In a significant ruling, a two-judge bench of the Supreme Court held that ‘packaging activity’ at a stage before the removal of goods from the factory cannot be treated as “Cargo Handling Service”.
While allowing an appeal filed by M/s Signode India Ltd, the bench clarified that service tax cannot be levied on such activities for the period before the amendment in 2005 whereby “packaging services” were included in the Finance Act as a taxable service.
In the present case, the appellant claimed that they are engaged in the activity of packing goods within the factory unit of the principal manufacturer, i.e, Tata Refractories Limited, prior to the goods leaving the factory. According to them, the said service is taxable under the head “packaging activity” which has made exigible to tax w.e.f 16.06.2005. The Department, vide its order held that the activities carried out by the appellants can be categorized as “cargo handling service” and therefore, they are liable to pay service tax for the period prior to 16.06.2005.
A bench comprising Justice Ranjan Gogoi and Justice Navin Sinha noticed that the appellant has nothing to do with the transportation of goods which it packs within the factory unit of the principal manufacturer prior to the goods leaving the factory and the charges paid to the appellant for rendering the service forms a part of the assessable value of the manufactured goods of the principal manufacturer, namely, Tata Refractories Limited.
It was also noticed that sections 65(76b) and 65(105)(zzzf) were both inserted by the Finance Act, 2005 with effect from 16.06.2005. “The above amendment, to our mind, is sufficiently indicative of legislative intent that packaging activity is different from cargo handling activity.
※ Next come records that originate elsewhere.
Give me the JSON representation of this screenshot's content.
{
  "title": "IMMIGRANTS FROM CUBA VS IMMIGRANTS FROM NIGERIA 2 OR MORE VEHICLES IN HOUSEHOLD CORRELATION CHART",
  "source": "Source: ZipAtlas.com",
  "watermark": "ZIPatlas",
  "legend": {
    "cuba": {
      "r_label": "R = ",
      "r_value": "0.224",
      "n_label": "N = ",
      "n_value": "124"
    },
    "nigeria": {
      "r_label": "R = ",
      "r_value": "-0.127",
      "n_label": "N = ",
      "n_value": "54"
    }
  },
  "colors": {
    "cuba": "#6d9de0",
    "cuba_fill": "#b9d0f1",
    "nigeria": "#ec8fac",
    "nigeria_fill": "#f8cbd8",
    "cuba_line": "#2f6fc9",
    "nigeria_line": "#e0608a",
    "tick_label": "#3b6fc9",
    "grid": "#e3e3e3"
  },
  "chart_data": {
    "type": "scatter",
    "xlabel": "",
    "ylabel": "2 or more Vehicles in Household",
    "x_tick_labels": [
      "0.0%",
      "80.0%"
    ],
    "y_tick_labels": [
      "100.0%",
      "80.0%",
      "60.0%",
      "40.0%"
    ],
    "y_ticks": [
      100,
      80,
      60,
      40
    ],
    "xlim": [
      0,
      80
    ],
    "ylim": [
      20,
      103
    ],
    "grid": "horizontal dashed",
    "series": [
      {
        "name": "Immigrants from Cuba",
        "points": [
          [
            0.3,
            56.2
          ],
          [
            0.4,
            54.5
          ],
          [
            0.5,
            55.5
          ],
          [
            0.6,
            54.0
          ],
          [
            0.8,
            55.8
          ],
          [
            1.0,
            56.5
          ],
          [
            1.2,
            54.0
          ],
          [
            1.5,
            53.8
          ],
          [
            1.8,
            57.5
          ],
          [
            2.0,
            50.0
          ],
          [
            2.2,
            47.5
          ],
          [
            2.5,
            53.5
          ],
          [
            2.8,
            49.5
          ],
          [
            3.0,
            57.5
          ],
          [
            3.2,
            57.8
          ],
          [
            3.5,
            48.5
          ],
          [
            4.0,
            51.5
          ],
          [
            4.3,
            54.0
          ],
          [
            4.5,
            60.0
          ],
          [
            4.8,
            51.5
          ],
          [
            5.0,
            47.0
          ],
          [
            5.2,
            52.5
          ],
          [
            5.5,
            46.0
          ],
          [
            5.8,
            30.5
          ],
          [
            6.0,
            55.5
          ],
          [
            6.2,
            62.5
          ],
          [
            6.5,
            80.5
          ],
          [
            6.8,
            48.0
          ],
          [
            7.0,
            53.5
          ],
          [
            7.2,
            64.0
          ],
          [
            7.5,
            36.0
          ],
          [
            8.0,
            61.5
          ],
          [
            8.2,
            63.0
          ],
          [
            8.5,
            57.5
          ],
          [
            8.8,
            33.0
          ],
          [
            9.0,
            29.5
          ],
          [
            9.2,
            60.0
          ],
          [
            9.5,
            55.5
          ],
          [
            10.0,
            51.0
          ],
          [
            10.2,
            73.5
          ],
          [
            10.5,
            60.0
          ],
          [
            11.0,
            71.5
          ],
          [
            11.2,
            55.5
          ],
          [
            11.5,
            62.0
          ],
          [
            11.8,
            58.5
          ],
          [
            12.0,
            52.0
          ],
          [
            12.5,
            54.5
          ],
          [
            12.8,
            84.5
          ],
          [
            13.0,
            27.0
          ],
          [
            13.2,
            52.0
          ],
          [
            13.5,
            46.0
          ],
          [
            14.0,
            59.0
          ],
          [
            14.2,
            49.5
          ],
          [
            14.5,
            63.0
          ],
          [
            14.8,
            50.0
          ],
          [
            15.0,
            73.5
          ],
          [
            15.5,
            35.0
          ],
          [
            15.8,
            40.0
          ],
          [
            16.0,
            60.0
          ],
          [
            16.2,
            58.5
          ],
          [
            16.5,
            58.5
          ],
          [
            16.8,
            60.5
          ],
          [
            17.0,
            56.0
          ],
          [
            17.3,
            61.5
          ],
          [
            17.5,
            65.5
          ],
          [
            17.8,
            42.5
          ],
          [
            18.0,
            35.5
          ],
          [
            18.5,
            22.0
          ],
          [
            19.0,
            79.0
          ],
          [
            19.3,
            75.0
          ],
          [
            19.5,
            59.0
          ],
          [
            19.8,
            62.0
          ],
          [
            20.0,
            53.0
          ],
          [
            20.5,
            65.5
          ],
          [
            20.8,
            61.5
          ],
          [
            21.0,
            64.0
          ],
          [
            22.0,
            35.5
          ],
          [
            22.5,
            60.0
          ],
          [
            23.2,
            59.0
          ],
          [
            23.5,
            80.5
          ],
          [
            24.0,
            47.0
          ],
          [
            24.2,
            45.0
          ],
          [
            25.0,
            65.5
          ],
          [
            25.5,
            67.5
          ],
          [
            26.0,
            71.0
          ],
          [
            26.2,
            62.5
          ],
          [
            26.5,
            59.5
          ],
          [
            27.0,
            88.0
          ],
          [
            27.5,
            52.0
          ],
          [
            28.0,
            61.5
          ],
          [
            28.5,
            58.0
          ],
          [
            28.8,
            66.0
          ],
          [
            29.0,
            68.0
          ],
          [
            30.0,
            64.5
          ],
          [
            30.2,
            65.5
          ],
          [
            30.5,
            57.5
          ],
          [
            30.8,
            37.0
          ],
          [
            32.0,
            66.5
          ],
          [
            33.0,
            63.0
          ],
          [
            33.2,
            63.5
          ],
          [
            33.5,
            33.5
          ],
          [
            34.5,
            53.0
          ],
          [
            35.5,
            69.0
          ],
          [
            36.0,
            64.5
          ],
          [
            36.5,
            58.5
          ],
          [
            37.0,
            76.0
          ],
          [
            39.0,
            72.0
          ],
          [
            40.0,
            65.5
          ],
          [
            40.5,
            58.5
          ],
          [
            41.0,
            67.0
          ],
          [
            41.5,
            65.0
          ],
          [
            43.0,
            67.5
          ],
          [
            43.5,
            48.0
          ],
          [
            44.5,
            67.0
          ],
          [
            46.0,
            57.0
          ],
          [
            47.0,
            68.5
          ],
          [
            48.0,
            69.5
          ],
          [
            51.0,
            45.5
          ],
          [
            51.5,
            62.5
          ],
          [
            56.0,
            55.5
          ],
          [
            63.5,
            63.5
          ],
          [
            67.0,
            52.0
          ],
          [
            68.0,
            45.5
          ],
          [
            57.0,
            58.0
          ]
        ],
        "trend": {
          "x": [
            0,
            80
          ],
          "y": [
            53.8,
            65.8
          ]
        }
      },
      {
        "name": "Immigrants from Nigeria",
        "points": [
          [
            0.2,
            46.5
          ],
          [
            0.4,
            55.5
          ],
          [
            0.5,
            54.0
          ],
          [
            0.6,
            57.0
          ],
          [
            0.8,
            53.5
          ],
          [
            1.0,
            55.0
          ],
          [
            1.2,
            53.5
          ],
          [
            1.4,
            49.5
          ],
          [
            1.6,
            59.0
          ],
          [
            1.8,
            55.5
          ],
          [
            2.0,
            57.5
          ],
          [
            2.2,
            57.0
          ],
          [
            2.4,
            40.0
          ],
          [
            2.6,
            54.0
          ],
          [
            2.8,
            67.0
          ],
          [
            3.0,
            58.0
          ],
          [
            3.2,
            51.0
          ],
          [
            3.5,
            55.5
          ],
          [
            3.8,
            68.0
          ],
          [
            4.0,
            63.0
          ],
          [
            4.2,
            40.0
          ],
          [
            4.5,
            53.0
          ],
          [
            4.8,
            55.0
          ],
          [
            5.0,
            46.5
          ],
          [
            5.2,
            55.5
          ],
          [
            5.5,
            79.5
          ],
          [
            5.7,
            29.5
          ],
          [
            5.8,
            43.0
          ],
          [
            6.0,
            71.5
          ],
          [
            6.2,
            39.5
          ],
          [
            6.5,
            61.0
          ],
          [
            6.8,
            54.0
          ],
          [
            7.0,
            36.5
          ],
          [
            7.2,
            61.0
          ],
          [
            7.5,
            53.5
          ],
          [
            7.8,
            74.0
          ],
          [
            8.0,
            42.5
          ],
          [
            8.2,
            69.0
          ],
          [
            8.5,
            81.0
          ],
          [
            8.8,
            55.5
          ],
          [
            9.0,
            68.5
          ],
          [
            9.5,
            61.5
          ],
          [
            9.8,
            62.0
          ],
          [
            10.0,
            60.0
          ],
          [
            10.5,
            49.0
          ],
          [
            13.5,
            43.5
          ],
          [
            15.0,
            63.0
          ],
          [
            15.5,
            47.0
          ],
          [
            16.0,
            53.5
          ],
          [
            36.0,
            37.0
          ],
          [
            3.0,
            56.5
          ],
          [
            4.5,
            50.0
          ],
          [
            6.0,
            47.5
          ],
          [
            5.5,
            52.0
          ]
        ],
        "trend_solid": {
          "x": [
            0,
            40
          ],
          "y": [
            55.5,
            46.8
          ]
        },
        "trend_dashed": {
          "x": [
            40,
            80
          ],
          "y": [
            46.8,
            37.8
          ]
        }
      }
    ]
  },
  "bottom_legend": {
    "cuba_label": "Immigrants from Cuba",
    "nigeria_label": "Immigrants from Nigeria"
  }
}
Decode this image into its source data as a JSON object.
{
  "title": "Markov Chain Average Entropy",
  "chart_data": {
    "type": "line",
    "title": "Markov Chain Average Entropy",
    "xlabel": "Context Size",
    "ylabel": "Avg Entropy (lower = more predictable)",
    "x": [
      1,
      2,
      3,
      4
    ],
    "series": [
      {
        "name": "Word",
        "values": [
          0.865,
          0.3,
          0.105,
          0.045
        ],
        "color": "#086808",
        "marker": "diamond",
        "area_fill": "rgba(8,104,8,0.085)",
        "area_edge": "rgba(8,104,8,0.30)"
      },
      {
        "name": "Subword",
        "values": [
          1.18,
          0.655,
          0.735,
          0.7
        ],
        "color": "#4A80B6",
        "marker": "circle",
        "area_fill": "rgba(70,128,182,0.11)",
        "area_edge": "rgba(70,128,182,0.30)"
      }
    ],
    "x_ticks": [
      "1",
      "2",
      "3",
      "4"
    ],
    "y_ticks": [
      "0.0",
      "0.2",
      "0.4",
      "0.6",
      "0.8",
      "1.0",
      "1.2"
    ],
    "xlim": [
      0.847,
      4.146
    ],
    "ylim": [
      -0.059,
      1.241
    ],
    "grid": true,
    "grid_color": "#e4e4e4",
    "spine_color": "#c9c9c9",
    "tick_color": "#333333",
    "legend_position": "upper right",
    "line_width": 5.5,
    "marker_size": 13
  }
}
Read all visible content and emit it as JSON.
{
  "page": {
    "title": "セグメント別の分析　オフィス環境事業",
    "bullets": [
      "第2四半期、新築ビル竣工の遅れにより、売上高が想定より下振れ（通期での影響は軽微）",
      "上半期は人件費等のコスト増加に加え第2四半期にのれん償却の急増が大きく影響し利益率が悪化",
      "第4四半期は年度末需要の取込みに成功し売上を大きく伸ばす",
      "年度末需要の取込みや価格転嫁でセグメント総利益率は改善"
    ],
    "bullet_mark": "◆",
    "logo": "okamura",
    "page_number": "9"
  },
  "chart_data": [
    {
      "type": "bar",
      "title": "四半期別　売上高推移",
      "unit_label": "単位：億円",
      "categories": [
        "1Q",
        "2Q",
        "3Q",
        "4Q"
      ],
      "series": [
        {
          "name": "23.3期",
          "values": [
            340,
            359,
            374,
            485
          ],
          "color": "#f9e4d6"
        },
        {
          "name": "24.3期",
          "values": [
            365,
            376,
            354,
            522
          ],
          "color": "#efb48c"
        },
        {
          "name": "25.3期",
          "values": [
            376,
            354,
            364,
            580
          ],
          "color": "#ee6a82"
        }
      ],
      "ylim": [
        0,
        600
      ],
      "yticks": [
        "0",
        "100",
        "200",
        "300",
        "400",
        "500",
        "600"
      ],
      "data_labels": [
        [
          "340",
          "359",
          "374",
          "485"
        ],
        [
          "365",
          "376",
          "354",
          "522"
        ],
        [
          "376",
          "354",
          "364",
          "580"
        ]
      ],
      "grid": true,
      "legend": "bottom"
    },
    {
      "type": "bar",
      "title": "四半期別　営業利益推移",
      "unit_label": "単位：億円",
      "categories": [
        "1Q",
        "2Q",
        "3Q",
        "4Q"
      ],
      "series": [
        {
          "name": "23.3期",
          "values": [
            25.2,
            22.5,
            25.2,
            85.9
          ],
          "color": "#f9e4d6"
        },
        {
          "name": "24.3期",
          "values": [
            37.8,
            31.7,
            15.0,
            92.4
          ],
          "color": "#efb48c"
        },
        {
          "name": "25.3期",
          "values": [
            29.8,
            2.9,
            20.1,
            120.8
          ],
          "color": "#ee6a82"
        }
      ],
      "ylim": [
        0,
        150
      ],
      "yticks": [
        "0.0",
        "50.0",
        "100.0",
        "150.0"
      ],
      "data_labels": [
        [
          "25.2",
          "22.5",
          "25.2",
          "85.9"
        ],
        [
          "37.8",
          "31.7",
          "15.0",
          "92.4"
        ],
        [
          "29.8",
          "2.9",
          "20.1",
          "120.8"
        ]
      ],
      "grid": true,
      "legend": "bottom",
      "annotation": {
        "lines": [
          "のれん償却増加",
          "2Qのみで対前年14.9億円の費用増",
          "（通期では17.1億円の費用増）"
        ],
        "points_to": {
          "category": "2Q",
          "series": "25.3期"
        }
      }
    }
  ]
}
A view, which would make the appellant liable to tax for the pre-amended period (prior to 16.06.2005) on the basis that the activity undertaken by it involves rendering of cargo handling service would run counter to the expressed legislative intention in a situation where its liability, for the post amendment period, on the basis that the appellant is engaged in “packaging activity” has not been disputed by the Revenue.”
The bench observed that the services liable to tax under the category of “cargo handling services” has been clarified under CBEC Circular dated 01.08.2002. As per the said circular, services provided by Cargo handling agencies undertaking the activities of packing, unpacking, loading and unloading of goods meant to be transported by any means of transportation, namely truck, rail, ship or aircraft as services liable to tax as “cargo handling services”.
It was also observed that, clause 3.2 of the circular makes it clear that mere transportation of goods is not covered in the category of cargo handling. Clause 15 of the circular also makes it clear that an individual undertaking the activity of loading or unloading the cargo would not be liable to pay service tax on such activity as being an activity undertaken by a cargo handling agency.
‘It is nobody’s case before us that the appellant is a cargo handling agency. All activity undertaken by the appellant, though related to packing activity, is at a stage when the goods are yet to clear the factory gate as manufactured goods for onward transportation.”
“In the light of the discussions that have preceded, we are of the view that prior to the amendment made by the Finance Act of 2005 with effect from 16.06.2005, the appellant would not be liable to pay service tax on the service rendered by it in terms of Section 65(23) read with Section 105(zr) of the Act,” the bench added.